06/26/2025
WASHINGTON, D.C. — On June 22, less than 48 hours after President Donald Trump said he would decide on whether or not to bomb Iran within the next two weeks, American B-2 bombers took off from an airbase in Missouri to drop the largest bombs the United States has ever used in combat on three Iranian nuclear facilities — Fordow, Natanz and Esfahan.
The Trump administration has maintained that the strikes were necessary to stop Iran from obtaining a nuclear weapon, which they say the country was just “weeks away” from accomplishing, even though no credible evidence of Iran working to build a nuclear weapon has existed since the country’s nuclear weapons program was shut down in 2003.
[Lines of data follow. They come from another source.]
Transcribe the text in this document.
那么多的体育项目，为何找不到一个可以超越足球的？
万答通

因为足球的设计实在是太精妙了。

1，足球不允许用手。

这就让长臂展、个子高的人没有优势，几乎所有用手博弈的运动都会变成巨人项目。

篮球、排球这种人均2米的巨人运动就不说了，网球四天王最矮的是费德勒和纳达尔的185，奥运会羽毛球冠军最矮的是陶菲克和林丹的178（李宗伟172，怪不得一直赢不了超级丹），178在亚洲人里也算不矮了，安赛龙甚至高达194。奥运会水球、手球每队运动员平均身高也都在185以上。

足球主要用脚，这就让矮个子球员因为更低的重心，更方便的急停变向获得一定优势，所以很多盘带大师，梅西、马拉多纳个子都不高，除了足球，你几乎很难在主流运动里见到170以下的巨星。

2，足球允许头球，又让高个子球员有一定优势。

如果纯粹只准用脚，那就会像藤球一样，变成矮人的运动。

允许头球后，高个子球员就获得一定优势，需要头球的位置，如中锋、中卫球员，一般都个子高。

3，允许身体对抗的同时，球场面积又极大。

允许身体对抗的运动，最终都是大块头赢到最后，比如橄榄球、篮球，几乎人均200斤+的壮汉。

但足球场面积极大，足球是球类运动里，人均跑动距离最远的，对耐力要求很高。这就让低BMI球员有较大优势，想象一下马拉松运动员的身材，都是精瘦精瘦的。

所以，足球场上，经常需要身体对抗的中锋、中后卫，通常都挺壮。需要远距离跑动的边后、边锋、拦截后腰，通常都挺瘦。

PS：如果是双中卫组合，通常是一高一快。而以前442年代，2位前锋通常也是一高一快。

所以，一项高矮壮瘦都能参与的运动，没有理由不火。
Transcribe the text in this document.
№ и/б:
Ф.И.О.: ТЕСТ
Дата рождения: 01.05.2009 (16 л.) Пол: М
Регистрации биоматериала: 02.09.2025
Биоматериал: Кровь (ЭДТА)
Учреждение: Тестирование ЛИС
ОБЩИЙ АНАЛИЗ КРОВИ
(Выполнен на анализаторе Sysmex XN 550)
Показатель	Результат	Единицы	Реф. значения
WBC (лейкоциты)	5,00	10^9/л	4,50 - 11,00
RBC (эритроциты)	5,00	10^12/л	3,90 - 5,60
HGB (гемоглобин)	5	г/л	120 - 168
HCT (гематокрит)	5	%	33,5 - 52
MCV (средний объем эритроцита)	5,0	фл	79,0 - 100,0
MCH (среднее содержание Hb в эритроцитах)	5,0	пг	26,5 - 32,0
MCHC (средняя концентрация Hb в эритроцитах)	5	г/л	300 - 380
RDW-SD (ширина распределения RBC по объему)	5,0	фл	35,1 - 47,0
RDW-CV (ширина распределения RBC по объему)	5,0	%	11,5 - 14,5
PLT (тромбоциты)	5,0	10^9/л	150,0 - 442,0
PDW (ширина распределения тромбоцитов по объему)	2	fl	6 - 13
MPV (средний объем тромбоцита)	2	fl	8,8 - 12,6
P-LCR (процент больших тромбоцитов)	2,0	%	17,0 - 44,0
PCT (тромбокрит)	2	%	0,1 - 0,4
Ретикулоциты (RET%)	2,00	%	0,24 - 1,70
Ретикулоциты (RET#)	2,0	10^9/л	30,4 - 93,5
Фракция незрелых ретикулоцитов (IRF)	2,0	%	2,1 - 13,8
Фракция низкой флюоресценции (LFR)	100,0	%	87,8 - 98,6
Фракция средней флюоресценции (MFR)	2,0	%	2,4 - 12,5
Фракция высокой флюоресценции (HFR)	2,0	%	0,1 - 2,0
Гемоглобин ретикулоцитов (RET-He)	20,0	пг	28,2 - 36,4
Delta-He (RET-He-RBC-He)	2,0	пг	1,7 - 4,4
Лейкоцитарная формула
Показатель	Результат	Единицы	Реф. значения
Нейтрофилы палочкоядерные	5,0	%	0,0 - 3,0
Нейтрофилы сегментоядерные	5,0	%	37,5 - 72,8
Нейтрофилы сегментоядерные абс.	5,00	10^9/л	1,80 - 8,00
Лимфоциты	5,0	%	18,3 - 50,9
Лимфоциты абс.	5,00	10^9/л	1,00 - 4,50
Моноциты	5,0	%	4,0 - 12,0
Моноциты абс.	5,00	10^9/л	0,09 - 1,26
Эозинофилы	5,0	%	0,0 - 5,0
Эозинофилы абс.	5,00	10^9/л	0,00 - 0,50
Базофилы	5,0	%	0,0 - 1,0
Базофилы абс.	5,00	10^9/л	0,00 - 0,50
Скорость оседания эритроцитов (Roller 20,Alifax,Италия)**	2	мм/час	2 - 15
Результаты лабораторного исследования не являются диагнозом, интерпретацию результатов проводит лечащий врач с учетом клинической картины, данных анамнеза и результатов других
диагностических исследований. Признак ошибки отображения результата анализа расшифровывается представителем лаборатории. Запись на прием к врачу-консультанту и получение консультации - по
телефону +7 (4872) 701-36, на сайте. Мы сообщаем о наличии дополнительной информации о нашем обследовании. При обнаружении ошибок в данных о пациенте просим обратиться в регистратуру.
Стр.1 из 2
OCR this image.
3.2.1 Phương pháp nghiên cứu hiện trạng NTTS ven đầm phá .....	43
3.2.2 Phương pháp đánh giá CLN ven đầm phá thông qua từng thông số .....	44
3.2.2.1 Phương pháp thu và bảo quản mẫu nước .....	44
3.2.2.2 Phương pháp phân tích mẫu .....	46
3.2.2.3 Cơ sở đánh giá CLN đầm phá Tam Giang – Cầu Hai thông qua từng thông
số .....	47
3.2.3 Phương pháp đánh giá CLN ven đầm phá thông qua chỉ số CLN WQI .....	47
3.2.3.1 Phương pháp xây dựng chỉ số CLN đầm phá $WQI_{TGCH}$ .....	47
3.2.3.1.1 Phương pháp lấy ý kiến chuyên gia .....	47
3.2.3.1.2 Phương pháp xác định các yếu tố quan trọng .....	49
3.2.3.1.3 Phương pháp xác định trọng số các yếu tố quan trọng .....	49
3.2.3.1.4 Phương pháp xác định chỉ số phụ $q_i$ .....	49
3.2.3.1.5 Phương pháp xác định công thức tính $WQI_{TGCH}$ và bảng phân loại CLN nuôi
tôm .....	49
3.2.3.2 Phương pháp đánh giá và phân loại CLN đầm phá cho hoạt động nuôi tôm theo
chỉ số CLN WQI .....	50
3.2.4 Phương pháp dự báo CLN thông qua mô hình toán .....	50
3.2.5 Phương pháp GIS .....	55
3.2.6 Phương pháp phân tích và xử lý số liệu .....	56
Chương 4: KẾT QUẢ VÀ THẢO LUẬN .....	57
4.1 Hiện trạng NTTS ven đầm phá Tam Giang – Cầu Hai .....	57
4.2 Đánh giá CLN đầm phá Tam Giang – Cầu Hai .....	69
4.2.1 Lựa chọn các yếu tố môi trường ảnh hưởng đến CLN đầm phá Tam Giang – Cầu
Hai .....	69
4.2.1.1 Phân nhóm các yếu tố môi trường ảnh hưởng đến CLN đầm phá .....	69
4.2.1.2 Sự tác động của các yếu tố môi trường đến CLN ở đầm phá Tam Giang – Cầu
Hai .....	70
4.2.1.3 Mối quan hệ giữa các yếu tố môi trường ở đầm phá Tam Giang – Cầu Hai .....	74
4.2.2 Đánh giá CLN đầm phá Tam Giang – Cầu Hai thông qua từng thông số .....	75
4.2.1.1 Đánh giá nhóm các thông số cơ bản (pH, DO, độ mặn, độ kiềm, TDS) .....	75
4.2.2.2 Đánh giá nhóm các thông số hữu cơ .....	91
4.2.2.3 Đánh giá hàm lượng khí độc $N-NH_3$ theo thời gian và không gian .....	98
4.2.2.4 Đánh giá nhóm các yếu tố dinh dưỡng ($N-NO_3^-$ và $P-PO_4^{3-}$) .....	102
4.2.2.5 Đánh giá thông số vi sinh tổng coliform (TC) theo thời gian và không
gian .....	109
While the Trump administration has said that the strikes destroyed Iran’s nuclear program, it has taken steps to shield a preliminary intelligence assessment that shows otherwise from Congress. The President canceled an intelligence briefing regarding the assessment that was scheduled to take place this past Tuesday because he knew the assessment wasn’t going to support his claim that the strikes destroyed Iran’s nuclear program.
Instead of eliminating Iran’s nuclear program, the U.S. bombing campaign may have just pushed it further underground. If the goal was to stop Iran from developing nuclear weapons, the strikes appear to have failed. Unless, as some analysts warn, the real objective was to provoke Iran into pursuing a bomb, which would give the U.S. and Israel justification for a broader war in the future.
All we can do now is see how long this ceasefire holds.